The threat isn’t limited to bridges. Hundreds of millions of dollars have vanished in exploits of other projects, like DeFi apps. Many of these efforts rely on so-called smart contracts — code that automatically executes transactions in a way that can’t be reversed — so design flaws can be especially costly.

$400,000 salaries

Audits are essentially reviews of code by experienced developers who scrutinise it to identify bugs, security concerns and other issues that could make the technology run in unintended ways. In some cases, the protocol’s developer can fix the weaknesses pinpointed, and then have those patches reviewed by the auditor. Some crypto auditors use automated tools that scan code. Others, like OpenZeppelin, deploy at least two auditors who go through the code, one after another, line by line.
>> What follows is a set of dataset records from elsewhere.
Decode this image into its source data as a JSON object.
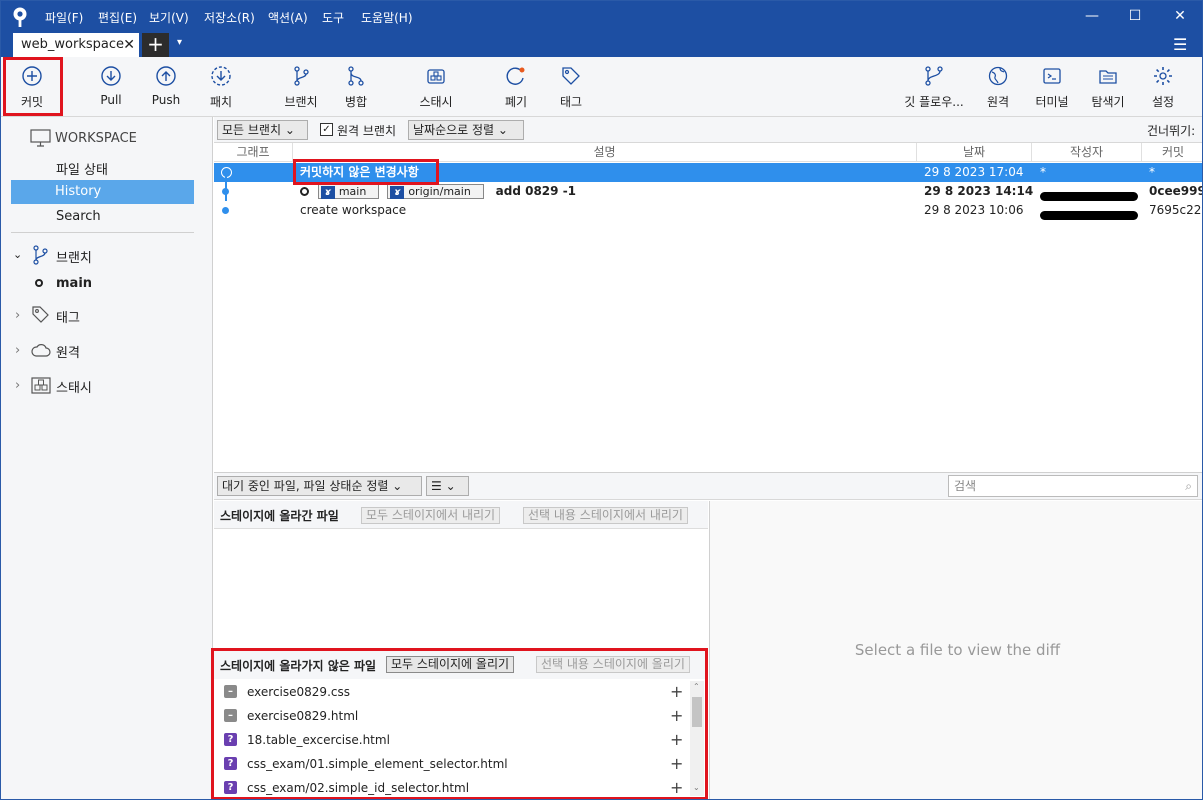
{
  "menu": [
    "파일(F)",
    "편집(E)",
    "보기(V)",
    "저장소(R)",
    "액션(A)",
    "도구",
    "도움말(H)"
  ],
  "window_controls": {
    "minimize": "—",
    "maximize": "☐",
    "close": "✕"
  },
  "tab": {
    "title": "web_workspace",
    "close": "✕",
    "new": "+",
    "dropdown": "▾"
  },
  "toolbar": {
    "commit": "커밋",
    "pull": "Pull",
    "push": "Push",
    "patch": "패치",
    "branch": "브랜치",
    "merge": "병합",
    "stash": "스태시",
    "discard": "폐기",
    "tag": "태그",
    "gitflow": "깃 플로우...",
    "remote": "원격",
    "terminal": "터미널",
    "explorer": "탐색기",
    "settings": "설정"
  },
  "sidebar": {
    "workspace": "WORKSPACE",
    "file_status": "파일 상태",
    "history": "History",
    "search": "Search",
    "branches": "브랜치",
    "branch_main": "main",
    "tags": "태그",
    "remotes": "원격",
    "stashes": "스태시"
  },
  "filter": {
    "all_branches": "모든 브랜치 ⌄",
    "remote_branches_checked": "✓",
    "remote_branches": "원격 브랜치",
    "sort_by_date": "날짜순으로 정렬 ⌄",
    "jump_to": "건너뛰기:"
  },
  "columns": {
    "graph": "그래프",
    "description": "설명",
    "date": "날짜",
    "author": "작성자",
    "commit": "커밋"
  },
  "commits": [
    {
      "description": "커밋하지 않은 변경사항",
      "date": "29 8 2023 17:04",
      "author": "*",
      "hash": "*"
    },
    {
      "branch_local": "main",
      "branch_remote": "origin/main",
      "description": "add 0829 -1",
      "date": "29 8 2023 14:14",
      "hash": "0cee999"
    },
    {
      "description": "create workspace",
      "date": "29 8 2023 10:06",
      "hash": "7695c22"
    }
  ],
  "lower": {
    "sort_pending": "대기 중인 파일, 파일 상태순 정렬 ⌄",
    "list_mode": "☰ ⌄",
    "search_placeholder": "검색",
    "staged_title": "스테이지에 올라간 파일",
    "unstage_all": "모두 스테이지에서 내리기",
    "unstage_selected": "선택 내용 스테이지에서 내리기",
    "unstaged_title": "스테이지에 올라가지 않은 파일",
    "stage_all": "모두 스테이지에 올리기",
    "stage_selected": "선택 내용 스테이지에 올리기",
    "diff_placeholder": "Select a file to view the diff"
  },
  "unstaged_files": [
    {
      "name": "exercise0829.css",
      "status": "removed",
      "icon": "–"
    },
    {
      "name": "exercise0829.html",
      "status": "removed",
      "icon": "–"
    },
    {
      "name": "18.table_excercise.html",
      "status": "untracked",
      "icon": "?"
    },
    {
      "name": "css_exam/01.simple_element_selector.html",
      "status": "untracked",
      "icon": "?"
    },
    {
      "name": "css_exam/02.simple_id_selector.html",
      "status": "untracked",
      "icon": "?"
    }
  ],
  "colors": {
    "titlebar": "#1d4fa3",
    "selection": "#2f8fec",
    "highlight_red": "#e0141e",
    "removed": "#8a8a8a",
    "untracked": "#6a3fb0"
  }
}
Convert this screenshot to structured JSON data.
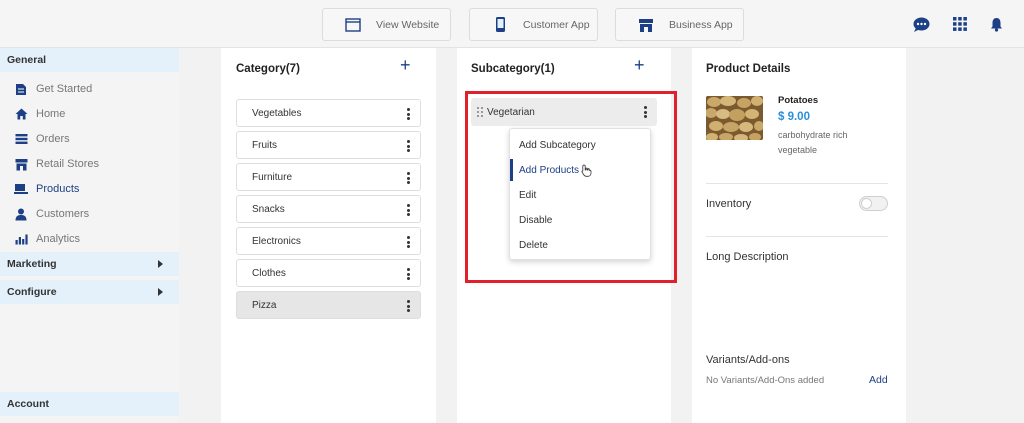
{
  "topbar": {
    "view_website": "View Website",
    "customer_app": "Customer App",
    "business_app": "Business App"
  },
  "sidebar": {
    "general": "General",
    "items": [
      {
        "label": "Get Started",
        "icon": "document-icon"
      },
      {
        "label": "Home",
        "icon": "home-icon"
      },
      {
        "label": "Orders",
        "icon": "orders-icon"
      },
      {
        "label": "Retail Stores",
        "icon": "store-icon"
      },
      {
        "label": "Products",
        "icon": "products-icon"
      },
      {
        "label": "Customers",
        "icon": "user-icon"
      },
      {
        "label": "Analytics",
        "icon": "analytics-icon"
      }
    ],
    "marketing": "Marketing",
    "configure": "Configure",
    "account": "Account"
  },
  "category_panel": {
    "title": "Category(7)",
    "add": "+",
    "items": [
      "Vegetables",
      "Fruits",
      "Furniture",
      "Snacks",
      "Electronics",
      "Clothes",
      "Pizza"
    ],
    "selected": "Pizza"
  },
  "subcategory_panel": {
    "title": "Subcategory(1)",
    "add": "+",
    "item": "Vegetarian",
    "menu": [
      "Add Subcategory",
      "Add Products",
      "Edit",
      "Disable",
      "Delete"
    ],
    "menu_active": "Add Products"
  },
  "product_panel": {
    "title": "Product Details",
    "name": "Potatoes",
    "price": "$ 9.00",
    "description": "carbohydrate rich vegetable",
    "inventory": "Inventory",
    "inventory_on": false,
    "long_description": "Long Description",
    "variants": "Variants/Add-ons",
    "no_variants": "No Variants/Add-Ons added",
    "add": "Add"
  },
  "colors": {
    "accent": "#1d3f86",
    "price": "#2a8fdc",
    "highlight": "#e0202a",
    "section_bg": "#e4f1fb"
  }
}
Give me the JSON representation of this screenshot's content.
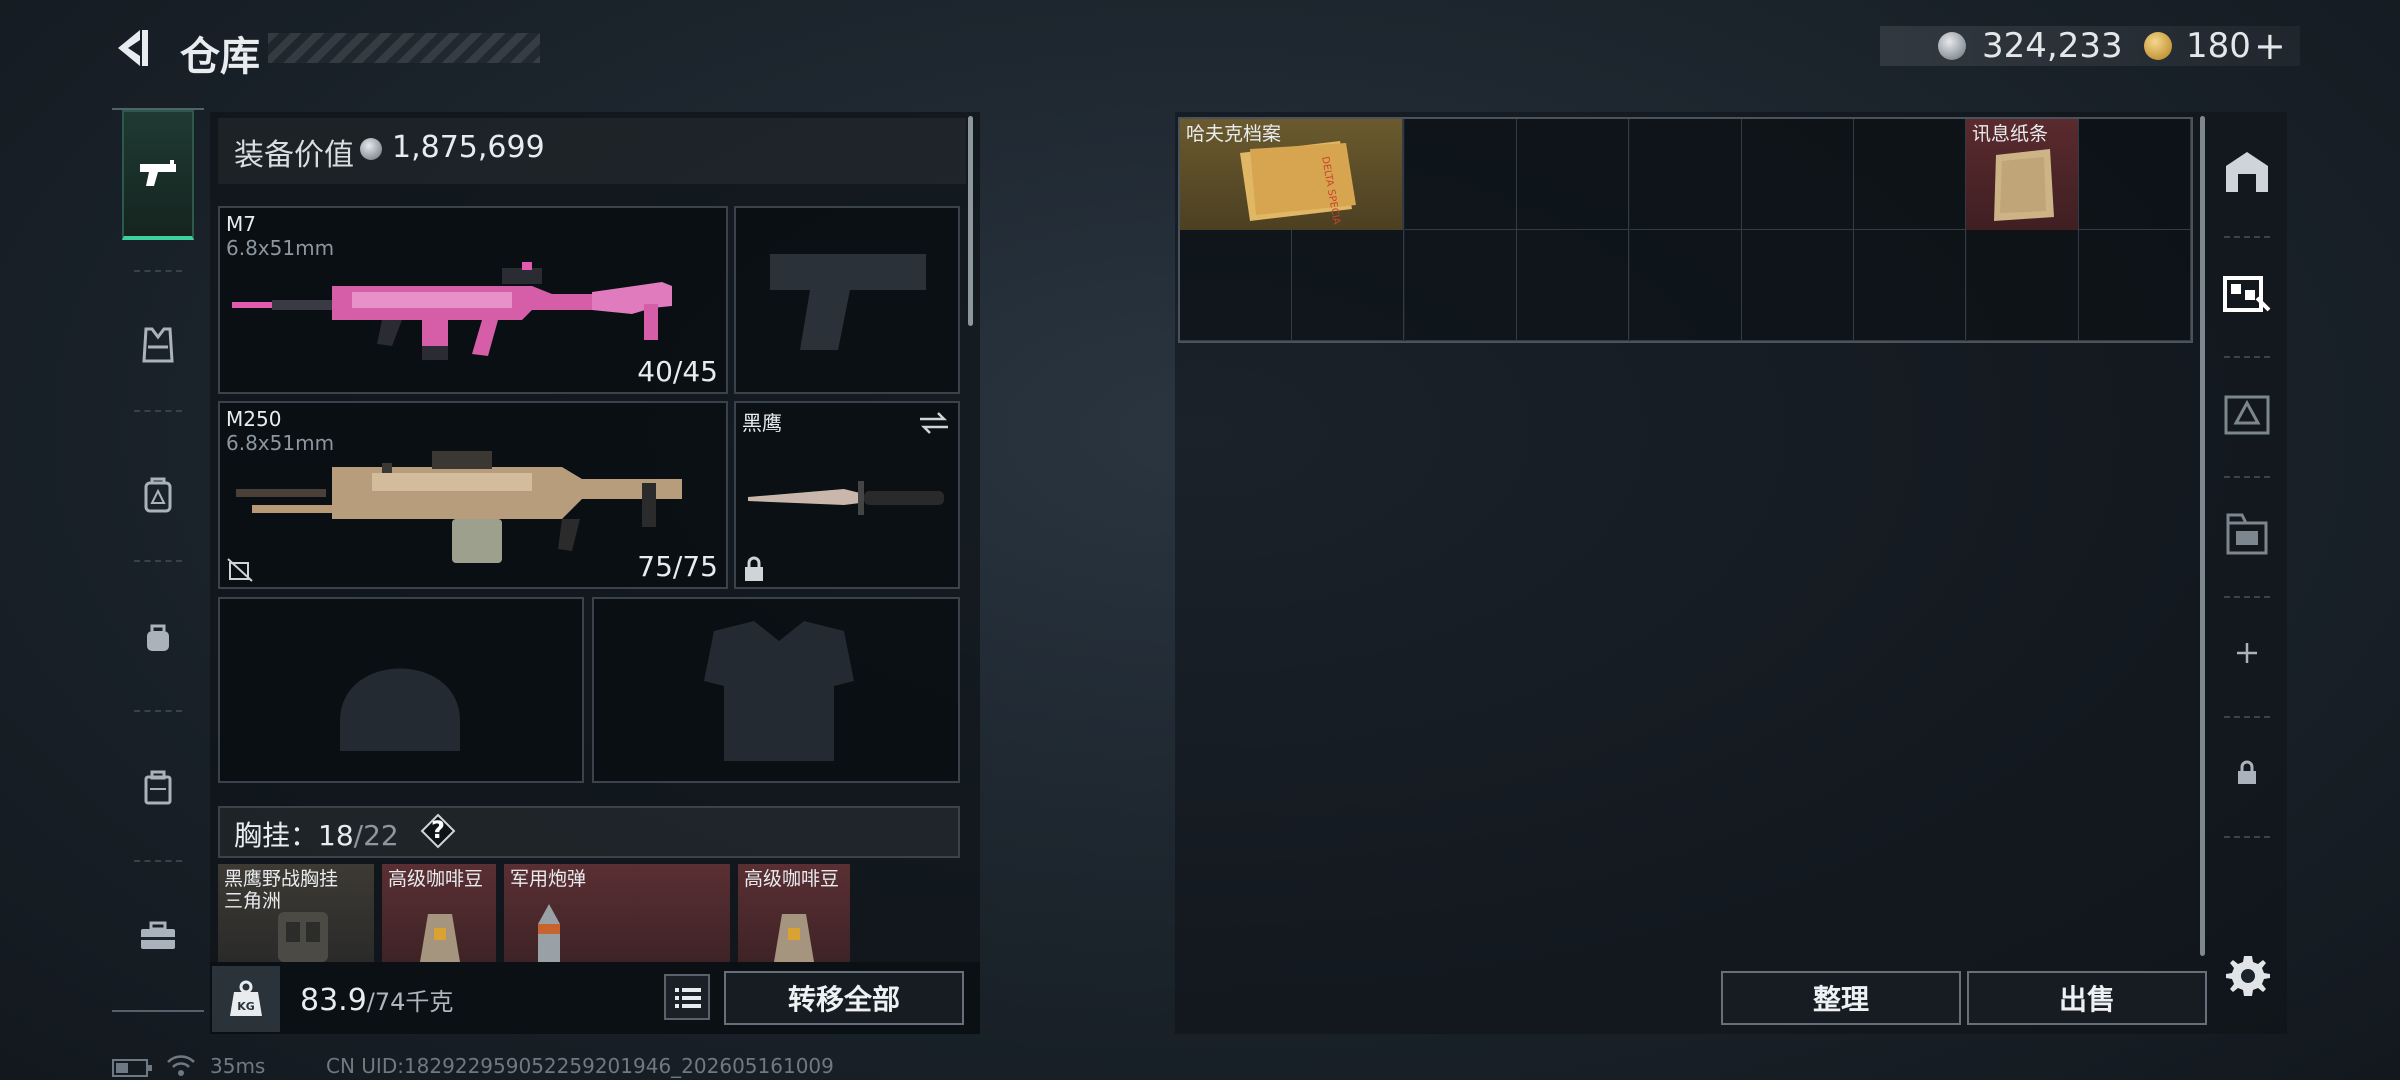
{
  "header": {
    "title": "仓库",
    "currency_silver": "324,233",
    "currency_gold": "180",
    "add_symbol": "+"
  },
  "equipment": {
    "value_label": "装备价值",
    "value": "1,875,699"
  },
  "weapons": [
    {
      "name": "M7",
      "caliber": "6.8x51mm",
      "ammo": "40/45",
      "colors": "pink camo"
    },
    {
      "name": "M250",
      "caliber": "6.8x51mm",
      "ammo": "75/75",
      "colors": "tan"
    }
  ],
  "melee": {
    "name": "黑鹰"
  },
  "chest_rig": {
    "label": "胸挂：",
    "used": "18",
    "capacity": "/22",
    "help": "?"
  },
  "rig_items": [
    {
      "name": "黑鹰野战胸挂\n三角洲"
    },
    {
      "name": "高级咖啡豆"
    },
    {
      "name": "军用炮弹"
    },
    {
      "name": "高级咖啡豆"
    }
  ],
  "weight": {
    "current": "83.9",
    "max": "/74千克"
  },
  "buttons": {
    "transfer_all": "转移全部",
    "organize": "整理",
    "sell": "出售"
  },
  "stash_items": [
    {
      "name": "哈夫克档案"
    },
    {
      "name": "讯息纸条"
    }
  ],
  "status": {
    "ping": "35ms",
    "uid": "CN UID:18292295905225920194​6_202605161009"
  },
  "colors": {
    "accent_green": "#3fd1a0",
    "rarity_gold": "#6b5a2e",
    "rarity_red": "#5a2a2e"
  }
}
Salaries for experienced blockchain auditors can run as high as $400,000 a year, according to Zeth Couceiro, founder of crypto recruitment firm Plexus Resource Solutions. Their pay is typically around 20 per cent above that of developers focused on Solidity, one of the biggest crypto programming languages. “The reason for that is the need to come from a coding background but also understand the architecture to establish vulnerabilities,” said Zeth Couceiro, founder of crypto recruitment firm Plexus Resource Solutions.